MLB DFS Live Before Lock: June 18 Picks Recap
June 18, 2026
MLB DFS Live Before Lock: June 18 Picks Recap
This is a recap of our June 18 MLB DFS Live Before Lock show. The slate it covers has already locked, so treat what follows as a record of how we read a tricky four-game board, not as live advice for tonight. If you want the same reads on the next slate, the Stokastic MLB DFS Sims run the exact process you'll see below. We covered a tiny four-game night slate with nuclear weather, almost no clean pitching, and most of the edge hiding in non-standard stacks. Here's everything we walked through.
In Summary
- Four-game night slate, brutal weather. Yankee Stadium and Sutter Health Park both had the wind howling out around 24 mph in 80-to-90-degree heat, and Citizens Bank Park projected nuclear too. The takeaway we kept coming back to: this was a board to mix in three- and four-man stacks, not just the usual five-man builds.

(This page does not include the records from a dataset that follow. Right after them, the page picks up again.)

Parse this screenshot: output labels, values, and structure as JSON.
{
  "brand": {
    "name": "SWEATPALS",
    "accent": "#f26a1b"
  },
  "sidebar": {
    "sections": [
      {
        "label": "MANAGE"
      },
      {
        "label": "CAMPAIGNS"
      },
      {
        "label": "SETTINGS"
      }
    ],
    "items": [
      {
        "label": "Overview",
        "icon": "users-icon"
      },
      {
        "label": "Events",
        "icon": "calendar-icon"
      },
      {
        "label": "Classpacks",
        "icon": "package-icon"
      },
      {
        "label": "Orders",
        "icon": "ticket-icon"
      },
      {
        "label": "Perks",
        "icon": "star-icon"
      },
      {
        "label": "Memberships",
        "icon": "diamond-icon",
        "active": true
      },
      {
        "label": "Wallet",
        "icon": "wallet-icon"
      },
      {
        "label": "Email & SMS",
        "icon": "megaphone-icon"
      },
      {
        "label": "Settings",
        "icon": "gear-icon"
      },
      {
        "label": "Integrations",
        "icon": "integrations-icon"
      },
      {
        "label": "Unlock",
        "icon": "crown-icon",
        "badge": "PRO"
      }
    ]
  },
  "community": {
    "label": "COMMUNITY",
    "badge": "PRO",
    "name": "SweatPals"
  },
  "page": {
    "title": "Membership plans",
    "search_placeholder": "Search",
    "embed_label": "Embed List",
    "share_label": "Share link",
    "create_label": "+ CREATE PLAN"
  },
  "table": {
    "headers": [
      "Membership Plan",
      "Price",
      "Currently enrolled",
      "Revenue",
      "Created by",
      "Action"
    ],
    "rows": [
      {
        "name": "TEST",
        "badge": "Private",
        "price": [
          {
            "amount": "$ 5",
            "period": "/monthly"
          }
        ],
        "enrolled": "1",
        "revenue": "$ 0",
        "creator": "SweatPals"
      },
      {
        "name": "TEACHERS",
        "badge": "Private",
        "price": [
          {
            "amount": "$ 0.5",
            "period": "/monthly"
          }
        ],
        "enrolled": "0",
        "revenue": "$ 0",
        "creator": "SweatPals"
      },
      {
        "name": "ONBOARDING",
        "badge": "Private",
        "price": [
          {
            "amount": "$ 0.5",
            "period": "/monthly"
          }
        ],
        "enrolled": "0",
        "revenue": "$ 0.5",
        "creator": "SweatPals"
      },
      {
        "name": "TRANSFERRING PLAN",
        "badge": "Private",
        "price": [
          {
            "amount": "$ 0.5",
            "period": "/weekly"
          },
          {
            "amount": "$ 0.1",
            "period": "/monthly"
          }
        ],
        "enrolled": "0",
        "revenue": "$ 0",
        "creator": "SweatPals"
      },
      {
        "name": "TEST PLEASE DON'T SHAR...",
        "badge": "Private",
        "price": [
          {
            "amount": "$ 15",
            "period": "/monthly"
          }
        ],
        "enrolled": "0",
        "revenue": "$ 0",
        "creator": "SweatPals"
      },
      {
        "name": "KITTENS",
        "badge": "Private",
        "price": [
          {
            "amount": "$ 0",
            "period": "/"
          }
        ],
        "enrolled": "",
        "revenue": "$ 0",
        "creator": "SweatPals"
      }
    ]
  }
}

- Top pitcher: Gage Jump (DraftKings $7,800, FanDuel $10,000) for the Athletics against the Angels, on the strength of his slider-changeup combo and a 5.5-strikeout prop sitting around even money. Mike Trout landing on the IL right before lock only helped the spot.
- Leverage pitcher: Sean Manaea (DraftKings $6,500) for the Mets into a Phillies lineup stacked with left-handed bats, at muted ownership in a scary park.
- The chalk: Ryan Weathers (DraftKings ~45% projected ownership) for the Yankees against the White Sox; we played him, just under the field.
- Pitchers we faded: José Soriano (over-owned near 30%), Noah Cameron into a contact-heavy Cardinals lineup, and Sean Burke pitching behind an opener.
- Stacks that mattered: White Sox five-mans, a heavy lean into the Yankees, and a Cardinals group full of low-strikeout bats.
Watch the Video
Eric Lindquist hosted this MLB DFS Live Before Lock and built the slate live in the Stokastic Sims. The full 40-minute show is embedded above if you want the screen-share of every pitcher read and stack as it happened.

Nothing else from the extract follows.